About the Film
The Father is a powerful return for Kristina Grozeva and Petar Valchanov, crowned with the Golden Crystal—the grand prize at the Karlovy Vary Film Festival—for a comedy about parenthood and communication, full of awkward moments.
Pavel, a commercial photographer who arrives in his village to attend his mother's burial, tells little lies that he thinks would go unnoticed by the end of the day. He does not tell his pregnant wife about the reason behind his trip, neither does he tell his father, an eccentric painter, about the reason behind his wife's absence from the funeral.
However, things do not go as expected, as he finds himself caught in a dilemma with a father determined that his late wife wants to communicate with him from beyond the grave. Communication seems to be the secret—the cause of the problem, and its solution. And while logic suggests that a photographer and his painter father should be close, events reveal that the mother played an important role in diffusing an explosive situation between the two men, leaving them unable to properly bond. Various forms of communication ranging from phone calls to photographs, voice notes, text messages— and even messages from the afterlife—seem to take center stage in the film.
The political and administrative corruption that had been the main subject of the previous films by Grozeva and Valchanov takes a back seat in this production, and may be only slightly observed between the lines.
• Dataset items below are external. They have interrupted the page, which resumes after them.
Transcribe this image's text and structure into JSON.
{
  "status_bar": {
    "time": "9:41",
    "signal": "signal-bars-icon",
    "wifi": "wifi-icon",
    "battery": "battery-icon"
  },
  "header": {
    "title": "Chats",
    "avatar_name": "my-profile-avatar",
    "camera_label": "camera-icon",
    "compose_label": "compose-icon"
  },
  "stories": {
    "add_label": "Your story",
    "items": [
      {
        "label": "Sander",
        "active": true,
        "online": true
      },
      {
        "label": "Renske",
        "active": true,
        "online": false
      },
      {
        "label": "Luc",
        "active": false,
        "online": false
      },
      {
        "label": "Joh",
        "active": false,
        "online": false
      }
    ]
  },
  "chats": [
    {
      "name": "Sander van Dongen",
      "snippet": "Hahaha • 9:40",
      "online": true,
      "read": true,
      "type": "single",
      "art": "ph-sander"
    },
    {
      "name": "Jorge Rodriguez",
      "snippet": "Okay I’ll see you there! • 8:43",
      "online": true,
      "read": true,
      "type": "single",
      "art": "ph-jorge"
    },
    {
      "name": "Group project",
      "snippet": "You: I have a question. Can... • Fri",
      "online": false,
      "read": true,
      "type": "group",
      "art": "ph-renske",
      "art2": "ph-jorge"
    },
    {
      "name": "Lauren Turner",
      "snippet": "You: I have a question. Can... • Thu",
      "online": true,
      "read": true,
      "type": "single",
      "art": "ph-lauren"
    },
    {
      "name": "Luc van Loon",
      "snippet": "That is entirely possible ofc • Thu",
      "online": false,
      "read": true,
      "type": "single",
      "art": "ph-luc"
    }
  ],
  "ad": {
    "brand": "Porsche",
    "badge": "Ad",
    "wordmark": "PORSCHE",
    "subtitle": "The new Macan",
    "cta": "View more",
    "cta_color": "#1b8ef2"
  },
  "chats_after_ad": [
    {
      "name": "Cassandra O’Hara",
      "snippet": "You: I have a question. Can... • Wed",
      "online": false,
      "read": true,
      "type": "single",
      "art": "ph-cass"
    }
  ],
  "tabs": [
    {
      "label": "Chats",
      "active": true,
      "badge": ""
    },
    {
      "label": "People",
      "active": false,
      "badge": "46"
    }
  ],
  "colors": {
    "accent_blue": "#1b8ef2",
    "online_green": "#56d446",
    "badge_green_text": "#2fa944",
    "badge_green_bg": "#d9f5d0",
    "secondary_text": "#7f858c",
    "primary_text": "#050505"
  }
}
Amid mutual expectations and frustration, the camera of Krum Rodriguez highlights some of the most critical relationship struggles in a man’s life, as it locks the protagonist, Pavel, inside himself, besieging him even when he is with others. This man is unable to communicate honestly and comfortably with the closest people to him: his wife and his father.
Pavel's journey between hospitals, police stations, and communist museums that turned into spiritual clinics, is essentially a journey within himself. It seems as though his mother’s death was the only way for him to finally go on this quest.